American Hero


American Hero

Un film de Nick Love

Avec Stephen Dorff, Eddie Griffin, Luis Da Silva Jr., Christopher Berry

Batman et Robin ont bien changé.

Article de Marion Roset 2 étoiles



On connaissait déjà Hancock, le héros alcoolique ; ou Hit-Girl, la justicière sociopathe : pour son premier film distribué en France, le réalisateur Nick Love nous présente Melvin. Quand Melvin n’est pas en train de décuver, c’est qu’il en train de se mettre une mine. Ou de se droguer. Ou de traîner avec son meilleur ami Lucille, revenu handicapé de la guerre. Ou les trois à la fois. Melvin n’a pas dix-huit ans mais quasiment le double, et cet homme hyperactif qui vit encore chez maman a pour seul horizon les fêtes et les filles à venir. En vérité, ce garçon cherche à noyer un chagrin causé par l’interdiction pour lui de voir son fils suite à un divorce malheureux. Pour convaincre les juges, et son ex-femme, de sa capacité à être un père presque normal, il se met en tête de se reprendre en main et, au passage, de lutter contre la criminalité de sa ville en utilisant ses super-pouvoirs. Oui, parce que Melvin a aussi des super-pouvoirs, au fait.

 


« Au fait », c’est ce qui ressemble encore le plus à ce qui pourrait servir de transition entre les scènes pour le moins disparates d’American Hero. Film-agrégat, il passe à de multiples reprises du coq à l’âne sans jamais réellement le justifier et sans jamais choisir entre le coq ou l’âne : buddy movie centré sur Melvin et son sidekick à roulettes, film de super-héros mâtiné d’œil du tigre, documentaire sur la Nouvelle-Orléans post ouragan Katrina et/ou film social sur la vie de marginaux américains. Parfois tout se mélange mais la plupart du temps tout se juxtapose : dans les cas, rien ne se tient tout à fait, et la cohérence du propos ne cesse de s’échapper. Pourtant le spectateur, placé au cœur de l’action, colle aux basques des personnages, puisque le réalisateur opte pour une esthétique de type reportage.

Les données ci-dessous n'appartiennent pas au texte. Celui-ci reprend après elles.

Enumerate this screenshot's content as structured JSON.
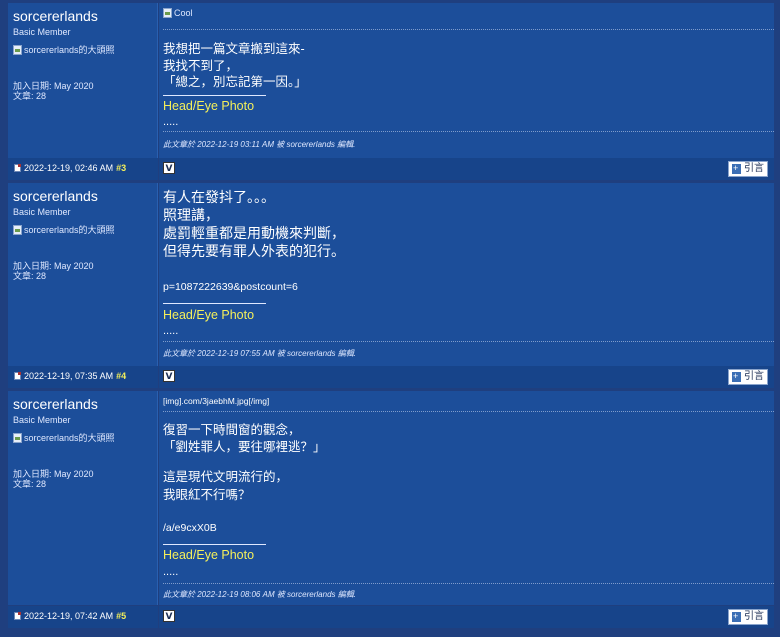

Embarquée dans les soirées, au plus près des strings et des rails de cocaïne, la caméra tremble, se fait bousculer, recueille des témoignages ou des apartés sans qu’à aucun moment on ne puisse savoir qui peut bien la tenir et surtout pourquoi. Melvin ne cesse de s’adresser face caméra à ce mystérieux inconnu sans avis ni point de vue, ce qui laisse penser que le dispositif est une simple coquetterie de réalisateur, que rien ne motive sinon le côté cool ou arty. Un peu comme Melvin d’ailleurs, dont les mouvements sont tout aussi instables.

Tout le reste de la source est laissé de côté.